Мария свела брови к переносице: «Он думает, что знает меня. Думает, что может играть на мне как на флейте. Он так самоуверен. Господи… Сколько жизней искалечила эта его проклятая самоуверенность?»
– Да, я хочу, чтобы вы поехали со мной.
Иевлев улыбнулся, блеснув безукоризненно белыми зубами.
– Вот и хорошо. Вы только не волнуйтесь. Я обо всем договорюсь. – Врач скосил глаза на милиционера, листающего журнал, нагнулся и прошептал ей на ухо: – Я постараюсь сделать так, чтобы вас признали невменяемой.
Невменяемой… Значит, она снова окажется в закрытой психиатрической клинике. А там фальшивые улыбки врачей… Решетки на окнах… Бесконечные уколы. Марию пробрал мороз. Она взглянула на кожаный саквояж доктора.
– Что там у вас?
– Как всегда – все самое необходимое.
– И успокоительное? Для меня?
– Ну, почему же сразу для вас? – с неопределенной улыбкой обтекаемо проговорил доктор Иевлев. – Но в саквояже у хорошего врача всегда должны быть шприц и пара ампул седативного препарата. Мало ли что…
Стоп! Ей показалось, или Иевлев в самом деле весело переглянулся с милиционерами? Нет. Скорей всего, нет. Это наркотик делает ее подозрительной. Интересно, что подонки ей вкололи?
Веки Марии дрогнули.
И вдруг перед глазами у Марии со всей отчетливостью встало лицо Виктора Бронникова. По коже пробежала холодная волна. Варламова разлепила онемевшие губы и хрипло, отрывисто проговорила:
– Мы должны ехать…
– Мы и поедем, – заверил Иевлев. – Сейчас сядем в машину и поедем. Вы только не волнуйтесь. Сначала вас подвергнут медицинскому обследованию, а потом…
– Вы не понимаете… – Мария мучительно поморщилась. – В ГЗ… Там… фашисты… Они убивают…
Во взгляде доктора Иевлева было сочувствие, однако его узкие губы тронула легкая, едва заметная усмешка.
– Вы только не волнуйтесь, – вторил он медоточивым голосом. – Я обо всем позабочусь.

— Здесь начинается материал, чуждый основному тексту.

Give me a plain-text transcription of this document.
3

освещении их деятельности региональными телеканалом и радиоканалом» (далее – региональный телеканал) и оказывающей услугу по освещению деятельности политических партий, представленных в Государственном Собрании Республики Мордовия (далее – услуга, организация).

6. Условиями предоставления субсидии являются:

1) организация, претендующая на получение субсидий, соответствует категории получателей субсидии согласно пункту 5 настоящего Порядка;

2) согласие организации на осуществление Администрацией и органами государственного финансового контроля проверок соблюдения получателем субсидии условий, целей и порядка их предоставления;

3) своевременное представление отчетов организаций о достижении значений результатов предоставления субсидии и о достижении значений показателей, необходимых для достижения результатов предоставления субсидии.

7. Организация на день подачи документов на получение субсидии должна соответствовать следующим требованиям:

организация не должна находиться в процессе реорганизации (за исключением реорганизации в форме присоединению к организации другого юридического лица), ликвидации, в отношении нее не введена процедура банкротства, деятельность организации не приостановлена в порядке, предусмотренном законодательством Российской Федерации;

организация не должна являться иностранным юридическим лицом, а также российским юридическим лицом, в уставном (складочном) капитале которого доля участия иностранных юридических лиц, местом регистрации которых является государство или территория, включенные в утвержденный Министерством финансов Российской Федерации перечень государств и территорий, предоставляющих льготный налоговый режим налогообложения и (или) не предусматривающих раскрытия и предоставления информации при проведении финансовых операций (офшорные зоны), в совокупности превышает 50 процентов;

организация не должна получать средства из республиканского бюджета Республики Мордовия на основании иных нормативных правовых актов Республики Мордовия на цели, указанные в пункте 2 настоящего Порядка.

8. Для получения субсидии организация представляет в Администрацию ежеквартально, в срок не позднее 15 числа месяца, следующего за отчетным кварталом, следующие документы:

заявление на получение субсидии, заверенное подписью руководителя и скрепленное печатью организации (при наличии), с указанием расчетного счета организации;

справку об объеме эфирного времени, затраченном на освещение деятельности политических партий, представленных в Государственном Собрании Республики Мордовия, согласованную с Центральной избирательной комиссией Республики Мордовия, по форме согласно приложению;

А за спиной Марии насмешливый голос тихо сказал:
– Во торкнуло тетку. Слыхал? Ей везде фашисты мерещатся.
– Ну, Мария Степановна, пора вставать.
Иевлев подал руку и помог подняться с кушетки. Ее немного шатало. Кроме того, немели конечности и лицо.
Она видела, что милиционеры поднялись с кресел и встали у двери.
Доктор Иевлев предупредительно подставил под правую руку Марии алюминиевый костыль.
– Трости поблизости не нашлось, но костыль ничем не хуже, – с мягкой улыбкой объяснил врач.
Мария тяжело оперлась на костыль и медленно заковыляла к двери.
Дверь… Коридор… Странный узор на полу… Словно лабиринт… Лабиринт, из которого невозможно выбраться… И от этого так тяжело… А вот и улица. Свежий, прохладный воздух слегка взбодрил Марию, чуть прояснил голову.